For International Women’s Day 2018, CHETRE, the Centre for Health Equity Training Research and Evaluation at the University of NSW, has teamed up with RAWA, the Redfern Aboriginal Women’s Alliance to present a series of interviews with Indigenous women and one non-Aboriginal public health professional.
CHETRE is part of the UNSW Centre for Primary Health Care & Equity; a unit of Population Health within South Western Sydney and Sydney Local Health Districts; and a Member of the Ingham Institute for Applied Medical Research. CHETRE works to ‘co-create intelligence for better health’.
The theme of this international women’s day is “press for progress.” We’ll be talking with our guests about their life and work and what it means for Indigenous women especially to Close the Gap.
Pam Greer is Educational Consultant and Lead for Weaving the Net and Strong AboriginalWomen community Programs with the Education Centre Against Violence.
Pam has over 30 years’ experience delivering services and training to health and education workers and community members, and is one of the most highly regarded voices on domestic violence and abuse against Aboriginal women and children. Pam was inducted into the NSW Aboriginal Health Hall of Fame
in 2008. Pam is integral to ECAV’s Weaving the Net and Strong Aboriginal Women programs and is a member of Aboriginal Communities Matter Advisory Group (ACMAG).
More information on the Education Centre Against Violence.
Associate Professor Marilyn Wise has 25 years’ experience in the field of health promotion as a practitioner, service director and researcher. Her main fields of current interest are influencing public policy to create conditions for equity and population health, Health Impact Assessment, and contributing to strengthening the capacity of Aboriginal communities to promote health.
Marilyn has been a member of the editorial boards of the Australia and New Zealand Journal of Public Health, Health Promotion Journal of Australia, Promotion and Education, and Drug and Alcohol Review, and has written more than 50 articles, editorials, book chapters and government reports.
She has served as Regional Vice President and Global Vice President (advocacy) of the International Union for Health Promotion and Education. She has also been a Technical Advisor to the World Health Organization in Hong Kong, Malaysia, and Thailand.
Marilyn is conducting research to find ways to increase the power of minority populations to set public policy agendas, to frame problems and solutions, and to influence public policy.
For more information on Marilyn’s work, visit her ResearchGate page.
Activist, Educator, Aboriginal Tent Embassy, FISTT (Fighting in Solidarity Towards Treaty) representative and Sovereign Treaty Advocate.
Lynda-June Coe is a Wiradjuri and Torres Strait Islander woman from Erambie, Cowra NSW. From one of the most politically active family groups in the country, Lynda-June was educated from an early age by leaders of the Aboriginal Tent Embassy. She has been involved with the grassroots movement since the NTER (Northern Territory Emergency Response) – known as ‘The Intervention’ – in 2007 and stands for affirmative action for young people to speak out against ongoing colonial systems of apartheid and systemic genocide. As an educator, Lynda-June brings this to the young black movement known as FISTT (Fighting in Solidarity Towards Treaty) which has led and supported national campaigns in Sydney and NSW.
In 2014, Lynda-June moved home to Wiradjuri country to teach young people the importance of identity, culture and connection to country.
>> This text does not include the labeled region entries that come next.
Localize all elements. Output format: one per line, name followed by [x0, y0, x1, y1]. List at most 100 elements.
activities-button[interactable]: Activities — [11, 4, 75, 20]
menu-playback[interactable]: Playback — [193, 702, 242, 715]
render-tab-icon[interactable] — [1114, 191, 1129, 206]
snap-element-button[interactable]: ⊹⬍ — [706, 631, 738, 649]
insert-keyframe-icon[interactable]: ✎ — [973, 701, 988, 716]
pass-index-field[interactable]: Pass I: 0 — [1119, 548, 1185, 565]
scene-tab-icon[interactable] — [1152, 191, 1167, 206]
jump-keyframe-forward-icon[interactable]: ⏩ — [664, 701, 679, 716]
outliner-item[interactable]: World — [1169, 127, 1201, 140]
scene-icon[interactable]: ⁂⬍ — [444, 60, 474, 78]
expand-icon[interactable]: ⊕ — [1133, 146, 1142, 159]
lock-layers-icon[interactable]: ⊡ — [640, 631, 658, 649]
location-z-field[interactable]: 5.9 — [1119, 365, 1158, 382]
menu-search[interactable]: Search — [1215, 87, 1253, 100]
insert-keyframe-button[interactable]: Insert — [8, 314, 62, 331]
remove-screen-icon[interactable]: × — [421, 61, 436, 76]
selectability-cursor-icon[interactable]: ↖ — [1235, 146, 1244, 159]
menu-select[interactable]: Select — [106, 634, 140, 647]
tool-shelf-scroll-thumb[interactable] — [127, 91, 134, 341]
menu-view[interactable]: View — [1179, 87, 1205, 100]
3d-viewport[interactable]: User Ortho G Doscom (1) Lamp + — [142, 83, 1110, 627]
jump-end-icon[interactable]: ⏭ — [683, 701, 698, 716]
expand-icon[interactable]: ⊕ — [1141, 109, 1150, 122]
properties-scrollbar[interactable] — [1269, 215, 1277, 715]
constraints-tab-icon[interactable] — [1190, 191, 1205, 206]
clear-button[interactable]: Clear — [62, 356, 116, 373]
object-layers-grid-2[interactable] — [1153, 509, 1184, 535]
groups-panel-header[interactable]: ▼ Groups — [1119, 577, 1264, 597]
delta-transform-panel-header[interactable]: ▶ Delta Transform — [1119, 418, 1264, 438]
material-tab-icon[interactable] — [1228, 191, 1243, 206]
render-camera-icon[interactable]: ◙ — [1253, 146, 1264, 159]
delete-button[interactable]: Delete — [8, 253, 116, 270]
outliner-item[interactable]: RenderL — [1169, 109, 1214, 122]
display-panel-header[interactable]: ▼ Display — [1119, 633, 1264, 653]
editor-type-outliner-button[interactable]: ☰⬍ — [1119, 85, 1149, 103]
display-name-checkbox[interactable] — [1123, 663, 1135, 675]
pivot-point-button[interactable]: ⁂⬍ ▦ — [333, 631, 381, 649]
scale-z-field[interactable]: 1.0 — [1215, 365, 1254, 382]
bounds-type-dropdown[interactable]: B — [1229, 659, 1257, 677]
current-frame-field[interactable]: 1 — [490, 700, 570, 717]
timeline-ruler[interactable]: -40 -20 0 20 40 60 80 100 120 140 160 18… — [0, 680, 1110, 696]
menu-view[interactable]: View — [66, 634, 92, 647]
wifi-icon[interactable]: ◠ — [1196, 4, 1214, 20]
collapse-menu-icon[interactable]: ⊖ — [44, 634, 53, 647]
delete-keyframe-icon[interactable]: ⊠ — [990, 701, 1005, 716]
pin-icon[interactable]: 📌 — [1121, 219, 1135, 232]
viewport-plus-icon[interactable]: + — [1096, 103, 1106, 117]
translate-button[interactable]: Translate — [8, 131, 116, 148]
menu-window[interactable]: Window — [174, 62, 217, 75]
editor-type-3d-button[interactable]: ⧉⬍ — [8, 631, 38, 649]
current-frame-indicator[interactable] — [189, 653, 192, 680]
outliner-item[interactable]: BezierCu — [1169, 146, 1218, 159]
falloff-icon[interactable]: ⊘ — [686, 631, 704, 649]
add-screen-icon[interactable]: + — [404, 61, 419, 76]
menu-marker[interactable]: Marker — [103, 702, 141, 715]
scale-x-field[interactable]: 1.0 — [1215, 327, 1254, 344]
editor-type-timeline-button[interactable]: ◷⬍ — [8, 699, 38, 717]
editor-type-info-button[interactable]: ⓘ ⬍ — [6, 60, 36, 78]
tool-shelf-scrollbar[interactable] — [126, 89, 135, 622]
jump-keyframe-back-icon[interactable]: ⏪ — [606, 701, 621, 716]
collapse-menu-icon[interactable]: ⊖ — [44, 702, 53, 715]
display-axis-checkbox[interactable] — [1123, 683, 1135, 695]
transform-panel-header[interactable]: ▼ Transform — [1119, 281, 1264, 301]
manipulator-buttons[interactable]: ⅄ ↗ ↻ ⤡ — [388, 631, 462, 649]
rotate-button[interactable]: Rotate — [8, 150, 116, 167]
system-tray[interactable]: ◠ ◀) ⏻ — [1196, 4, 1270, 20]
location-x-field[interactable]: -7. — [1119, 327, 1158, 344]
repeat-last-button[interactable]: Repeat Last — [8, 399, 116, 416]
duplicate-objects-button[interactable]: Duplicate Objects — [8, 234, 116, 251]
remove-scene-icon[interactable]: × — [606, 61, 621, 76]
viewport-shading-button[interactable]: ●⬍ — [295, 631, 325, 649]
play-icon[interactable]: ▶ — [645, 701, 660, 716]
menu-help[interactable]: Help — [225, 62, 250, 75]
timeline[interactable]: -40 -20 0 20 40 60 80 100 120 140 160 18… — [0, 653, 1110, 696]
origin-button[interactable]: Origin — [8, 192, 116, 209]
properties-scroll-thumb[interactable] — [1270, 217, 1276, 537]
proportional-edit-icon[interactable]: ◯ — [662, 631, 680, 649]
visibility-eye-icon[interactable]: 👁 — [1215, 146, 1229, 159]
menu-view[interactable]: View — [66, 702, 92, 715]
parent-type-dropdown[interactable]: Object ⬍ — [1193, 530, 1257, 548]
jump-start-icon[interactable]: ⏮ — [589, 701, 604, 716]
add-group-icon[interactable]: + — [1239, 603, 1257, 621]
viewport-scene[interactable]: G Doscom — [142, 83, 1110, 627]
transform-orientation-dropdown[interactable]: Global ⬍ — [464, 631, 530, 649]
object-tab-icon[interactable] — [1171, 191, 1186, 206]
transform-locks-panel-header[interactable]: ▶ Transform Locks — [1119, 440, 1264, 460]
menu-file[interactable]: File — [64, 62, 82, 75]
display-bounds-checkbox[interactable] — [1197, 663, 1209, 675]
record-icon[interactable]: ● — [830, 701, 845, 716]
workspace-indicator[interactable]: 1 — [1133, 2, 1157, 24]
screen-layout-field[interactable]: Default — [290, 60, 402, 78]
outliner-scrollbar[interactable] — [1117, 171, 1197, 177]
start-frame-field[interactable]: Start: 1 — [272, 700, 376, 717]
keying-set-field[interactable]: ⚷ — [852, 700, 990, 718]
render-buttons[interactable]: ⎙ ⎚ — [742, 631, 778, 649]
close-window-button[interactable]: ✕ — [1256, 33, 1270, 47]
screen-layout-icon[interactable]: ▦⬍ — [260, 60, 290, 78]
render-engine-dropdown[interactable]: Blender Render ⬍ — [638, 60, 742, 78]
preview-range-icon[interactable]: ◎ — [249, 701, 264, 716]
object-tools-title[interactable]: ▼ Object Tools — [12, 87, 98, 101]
She has since moved to Newcastle where currently resides to finish a higher research degree.
Kyra Kum-Sing is a Malera Bandjalan and Mitakoodi Woman. Her current role is Emerging Curator with Boomalli Aboriginal Artists Co-operative based in Leichhardt. Kyra is the curator and one of the artists in Boomalli’s current Mardi Gras Exhibition – ‘Luscious All
Sorts: Love Won’, which showcases Aboriginal and Torres Strait Islander LGBTQI Artists from across our communities. Kyra believes we must support younger generations of Aboriginal and Torres Strait Islander people, as it’s important to continue traditional practices so the next generation will know who they are and knowing where they are from, through maintaining connections to traditional lands, culture, family bloodlines, spirituality and laws, as Aboriginal peoples in Australia.